Die Initiative „Deutsche Wohnen & Co. enteignen“ (bzw „DW enteignen“) ist eine Berliner Bürgerinitiative. Ihr Ziel ist die Enteignung und Vergesellschaftung des privaten Wohnraums der deutschen Hauptstadt. Damit wird bestrebt, die steigenden Mietpreise in Berlin auf ein leistbares Niveau zu senken. Um das zu erreichen, sollen alle auf Profit ausgerichteten Immobilien-Unternehmen mit mehr als 3.000 Wohnungen in Berlin enteignet und entschädigt werden. Damit sind Wohnungs-Genossenschaften von der Vergesellschaftung ausgeschlossen.

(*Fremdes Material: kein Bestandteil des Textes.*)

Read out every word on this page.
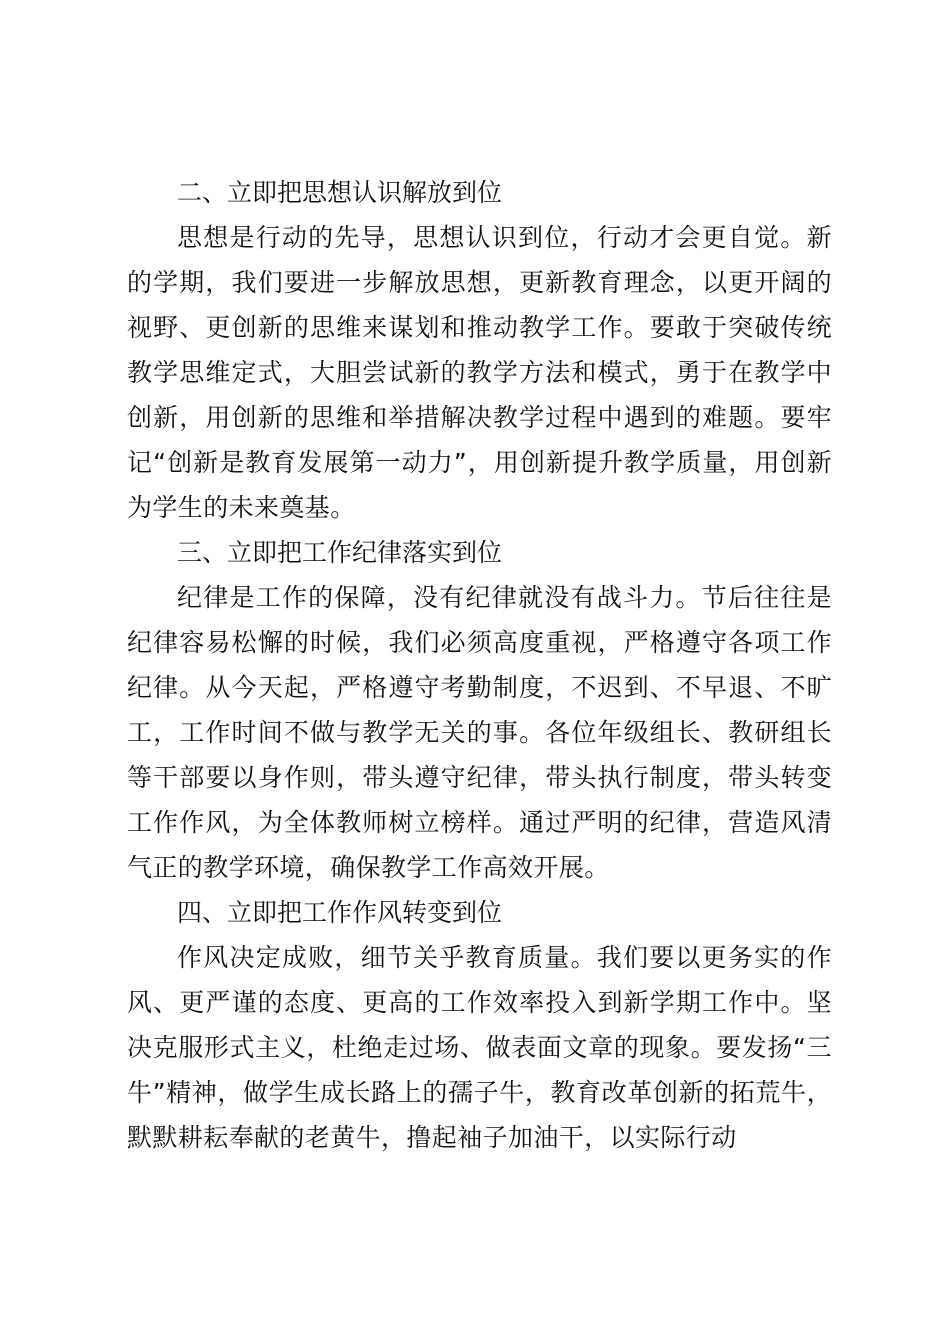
二、立即把思想认识解放到位

思想是行动的先导，思想认识到位，行动才会更自觉。新的学期，我们要进一步解放思想，更新教育理念，以更开阔的视野、更创新的思维来谋划和推动教学工作。要敢于突破传统教学思维定式，大胆尝试新的教学方法和模式，勇于在教学中创新，用创新的思维和举措解决教学过程中遇到的难题。要牢记“创新是教育发展第一动力”，用创新提升教学质量，用创新为学生的未来奠基。

三、立即把工作纪律落实到位

纪律是工作的保障，没有纪律就没有战斗力。节后往往是纪律容易松懈的时候，我们必须高度重视，严格遵守各项工作纪律。从今天起，严格遵守考勤制度，不迟到、不早退、不旷工，工作时间不做与教学无关的事。各位年级组长、教研组长等干部要以身作则，带头遵守纪律，带头执行制度，带头转变工作作风，为全体教师树立榜样。通过严明的纪律，营造风清气正的教学环境，确保教学工作高效开展。

四、立即把工作作风转变到位

作风决定成败，细节关乎教育质量。我们要以更务实的作风、更严谨的态度、更高的工作效率投入到新学期工作中。坚决克服形式主义，杜绝走过场、做表面文章的现象。要发扬“三牛”精神，做学生成长路上的孺子牛，教育改革创新的拓荒牛，默默耕耘奉献的老黄牛，撸起袖子加油干，以实际行动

Real betroffen wären etwa 240.000 aller 1,5 Millionen Mietwohnungen in Berlin.

Am Sonntag fand nun die Abstimmung statt und brachte ein recht klares Ergebnis. 1.034.709 Menschen oder 56,4 Prozent stimmten für die Vergesellschaftung der großen Immobilien-Konzerne, lediglich 715.214 Menschen oder 39,0 Prozent sprachen sich dagegen aus. 85.192 Stimmen (4,6 %) waren ungültig.

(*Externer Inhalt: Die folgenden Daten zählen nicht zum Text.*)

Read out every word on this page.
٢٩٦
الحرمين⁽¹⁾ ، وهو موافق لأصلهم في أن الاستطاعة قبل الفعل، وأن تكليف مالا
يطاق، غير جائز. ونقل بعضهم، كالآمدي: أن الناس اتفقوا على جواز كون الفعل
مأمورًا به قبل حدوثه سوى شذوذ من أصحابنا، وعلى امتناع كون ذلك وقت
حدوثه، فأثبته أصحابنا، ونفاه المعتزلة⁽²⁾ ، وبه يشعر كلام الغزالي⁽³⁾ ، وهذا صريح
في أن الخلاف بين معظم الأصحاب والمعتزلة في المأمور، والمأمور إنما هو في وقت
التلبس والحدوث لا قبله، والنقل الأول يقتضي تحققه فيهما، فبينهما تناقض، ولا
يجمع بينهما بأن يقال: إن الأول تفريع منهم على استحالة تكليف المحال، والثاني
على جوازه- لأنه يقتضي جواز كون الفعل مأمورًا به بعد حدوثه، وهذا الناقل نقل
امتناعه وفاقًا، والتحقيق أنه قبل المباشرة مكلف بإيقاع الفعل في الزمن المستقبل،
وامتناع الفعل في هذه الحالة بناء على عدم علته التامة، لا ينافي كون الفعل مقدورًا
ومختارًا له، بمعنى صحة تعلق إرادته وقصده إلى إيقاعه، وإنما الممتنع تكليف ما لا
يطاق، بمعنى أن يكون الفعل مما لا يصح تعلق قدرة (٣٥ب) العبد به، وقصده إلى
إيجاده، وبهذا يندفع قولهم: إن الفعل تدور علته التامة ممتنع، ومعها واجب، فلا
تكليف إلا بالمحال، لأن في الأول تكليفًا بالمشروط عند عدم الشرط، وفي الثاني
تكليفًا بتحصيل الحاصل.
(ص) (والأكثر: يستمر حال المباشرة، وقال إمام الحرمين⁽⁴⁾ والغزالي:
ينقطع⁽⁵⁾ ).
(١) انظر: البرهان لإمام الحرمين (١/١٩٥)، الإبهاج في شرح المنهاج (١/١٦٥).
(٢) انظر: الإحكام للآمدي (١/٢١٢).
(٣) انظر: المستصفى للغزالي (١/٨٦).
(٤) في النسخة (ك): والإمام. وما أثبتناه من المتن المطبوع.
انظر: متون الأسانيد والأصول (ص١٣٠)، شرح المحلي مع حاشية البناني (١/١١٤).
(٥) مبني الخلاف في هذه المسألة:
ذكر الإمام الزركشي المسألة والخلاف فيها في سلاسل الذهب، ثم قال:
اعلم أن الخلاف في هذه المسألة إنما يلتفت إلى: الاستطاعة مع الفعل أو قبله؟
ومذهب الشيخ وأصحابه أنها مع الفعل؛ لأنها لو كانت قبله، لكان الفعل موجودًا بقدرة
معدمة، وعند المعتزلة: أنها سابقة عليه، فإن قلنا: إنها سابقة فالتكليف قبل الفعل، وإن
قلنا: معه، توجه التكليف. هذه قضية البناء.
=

Die Initiator:innen freuen sich auf Twitter:

„Unsere Initiative hat bereits jetzt die Wohnungskonzerne ein stückweit gezähmt. Mieten sind politisches Thema #1!
Wir haben die Interessen der Mieter:innen Berlins gestärkt und werden das auch weiterhin tun – darauf können wir Berliner:innen uns verlassen.“ @JennyStupka

— Deutsche Wohnen & Co Enteignen (@dwenteignen) September 27, 2021

„Das ist ein Wandel in der pol. Debatte: Seit 30 Jahren wurden Entscheidungen nach Interessen von Aktionär:innen getroffen – nicht nur auf dem #Wohnungsmarkt. Wir haben jetzt wirklich wieder die demokratische Kontrolle zum Ziel von pol. Entscheidungen gemacht!“ @JennyStupka

— Deutsche Wohnen & Co Enteignen (@dwenteignen) September 27, 2021

Die Initiative „DW enteignen“ kritisiert, dass die Maximierung der Profite aus der Vermietung oberstes Ziel der betroffenen Konzerne sei. Der Namen der Initiative leitet sich von der Wohnungsgesellschaft „Deutsche Wohnen“ ab, die mit über 110.000 Wohnungen Berlins größter Vermieter ist.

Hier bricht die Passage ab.